Failure to Document Rationale for Not Implementing Pharmacist Medication Recommendations
Penalty
Summary
The facility failed to ensure that the consultant pharmacist's recommendations regarding gradual dose reductions (GDR) and medication regimen reviews were properly reviewed and implemented by the attending physicians or that appropriate, patient-specific rationales were documented when recommendations were not followed. In multiple cases, the medical director or attending physician either disagreed with the pharmacist's recommendation or chose to maintain the current medication regimen, but did not provide the required rationale with patient-specific information in the residents' medical records.
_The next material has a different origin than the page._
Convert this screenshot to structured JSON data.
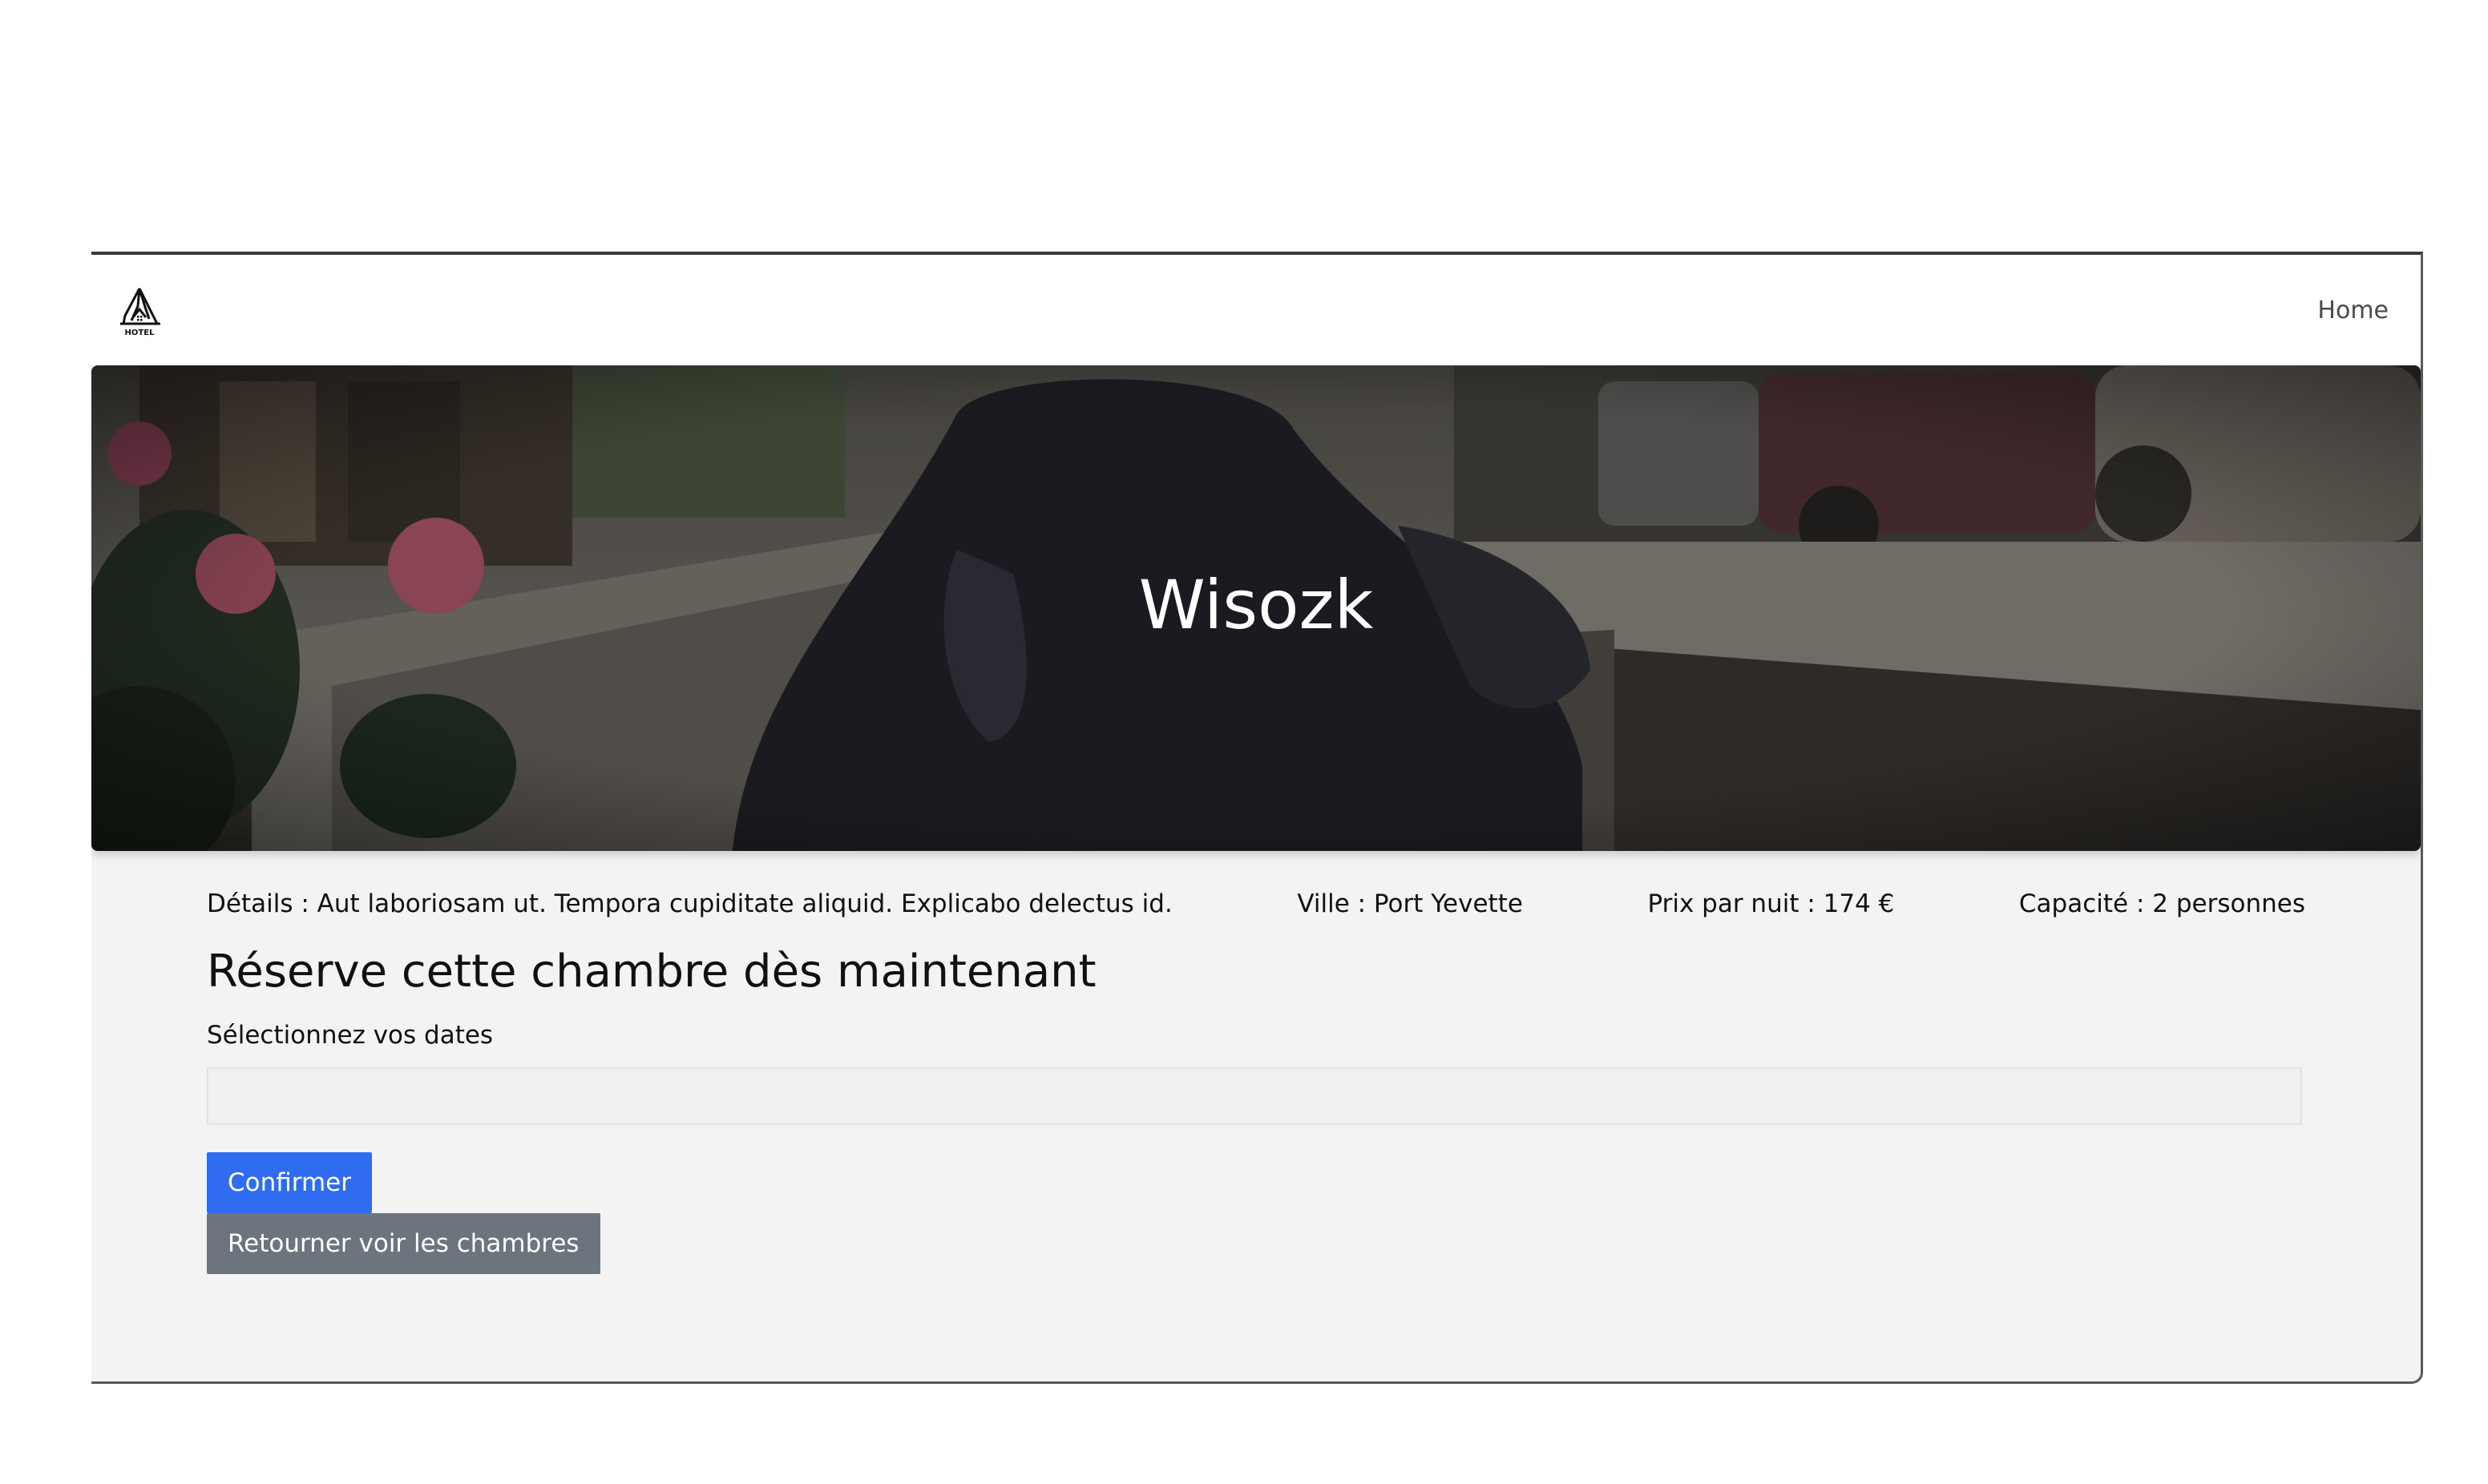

For several residents with psychiatric diagnoses such as anxiety disorder, depression, major depressive disorder, panic disorder, and psychotic disorder, the pharmacist made recommendations to evaluate the necessity of ongoing psychotropic and anxiolytic medications, including sertraline, trazodone, escitalopram, hydroxyzine, buspirone, lorazepam, mirtazapine, and Nuplazid. Despite these recommendations, the medical director or provider often marked disagreement or chose to maintain the current dose, but failed to elaborate with patient-specific reasons for not attempting a GDR or discontinuation, as required by federal guidelines. This pattern was observed across multiple residents, with forms signed and dated by the provider but lacking the necessary documentation of clinical justification. Interviews with the Director of Nursing (DON) confirmed that the pharmacist's recommendations were not implemented and that the required rationales for not performing GDRs were not provided in the medical records. The documentation reviewed included medication administration records, physician orders, pharmacist recommendations, and summary reports, all of which consistently showed the absence of patient-specific rationales when recommendations for dose reduction or medication discontinuation were declined by the provider.